Mas foi na Primeira Guerra Mundial (1914-1918) que as armas químicas se tornaram armas de destruição em massa. Tudo começou com um ataque de cloro em Ypres, na Bélgica, em 1915, que evoluiu para uso de gás mostarda e retaliação dos seus inimigos, a Tríplice Entente. Um terço das vítimas da guerra, cerca de 1.300.000, foram mortas ou incapacitadas pelo uso de armas químicas.

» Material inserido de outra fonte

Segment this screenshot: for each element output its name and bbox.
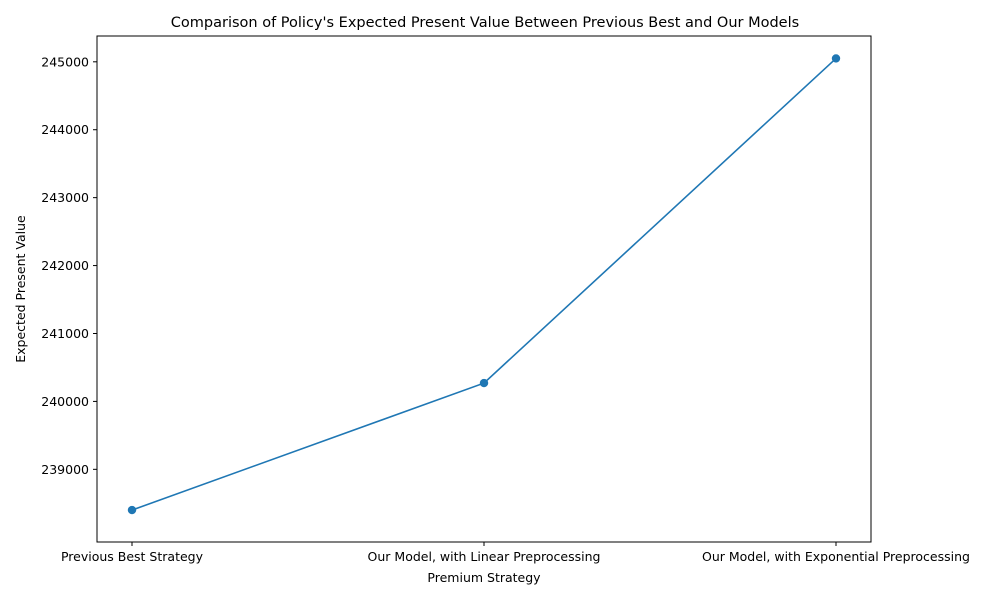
x-tick-label: Our Model, with Exponential Preprocessin… — [702, 549, 970, 564]
data-point — [127, 505, 137, 515]
chart-title: Comparison of Policy's Expected Present … — [171, 15, 799, 31]
x-tick-label: Our Model, with Linear Preprocessing — [368, 549, 601, 564]
y-tick-label: 241000 — [41, 326, 89, 341]
y-tick-label: 244000 — [41, 122, 89, 137]
data-point — [831, 54, 841, 63]
y-axis-label: Expected Present Value — [13, 215, 28, 363]
y-tick-label: 243000 — [41, 190, 89, 205]
y-tick-label: 240000 — [41, 394, 89, 409]
series-line — [131, 57, 837, 511]
x-tick-label: Previous Best Strategy — [61, 549, 204, 564]
series-markers — [127, 54, 841, 515]
y-axis: 239000 240000 241000 242000 243000 244000 2450… — [41, 54, 97, 477]
y-tick-label: 239000 — [41, 462, 89, 477]
data-point — [479, 378, 489, 388]
y-tick-label: 242000 — [41, 258, 89, 273]
x-axis-label: Premium Strategy — [427, 570, 541, 585]
x-axis: Previous Best Strategy Our Model, with Li… — [61, 542, 970, 564]
plot-area — [96, 35, 872, 543]
y-tick-label: 245000 — [41, 54, 89, 69]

O Protocolo de Genebra, em 1925, proibiu o uso de artefatos químicos em guerra, mas não a produção e armazenamento deles, nem o uso contra não-signatários ou em retaliação ao uso de armas da mesma categoria. A Convenção de Armas Químicas só foi adotada em 1992, na Conferência sobre Desarmamento em Genebra, após 12 anos de negociações, e posta em vigor em 1997, proibindo fabricação, armazenamento e uso de compostos químicos em contextos bélicos.
Apesar das proibições, armas químicas continuam entrando em ação em guerras e ataques terroristas. Na Guerra Civil Síria, em 2013, tropas sírias utilizaram compostos químicos em Homs e Aleppo, atingindo centenas de pessoas. O ataque de gás Sarin no metrô de Tóquio, em 1995, por uma seita terrorista, é outro exemplo notável do uso clandestino de tais compostos.
Guerra na Ucrânia
A recente invasão russa na Ucrânia vem causando preocupação quanto ao uso de armas químicas ou biológicas, embora o maior temor seja o do uso de armas nucleares ou de uma catástrofe similar ao acidente de Chernobyl, Pripyat, em 1968. No momento, a maior usina nuclear da Europa, a Usina de Zaporizhzhya, está sob controle russo, bem como as instalações de Chernobyl.
Às autoridades, a maior preocupação é o potencial vazamento de agentes infecciosos de dentro dos laboratórios de biossegurança da Ucrânia, já que, em um contexto de invasão, as instalações podem ser bombardeadas ou abandonadas a qualquer momento.
Diante da ameça, a OMS recomendou, no dia 10 de março, que a Ucrânia destrua qualquer patógeno de alta ameaça alojado em seus laboratórios de saúde pública, segundo a agência de notícias Reuters. Assim, é possível evitar "qualquer possível derramamento" que possa espalhar doenças entre a população e causar ainda mais mortes do conflito armado.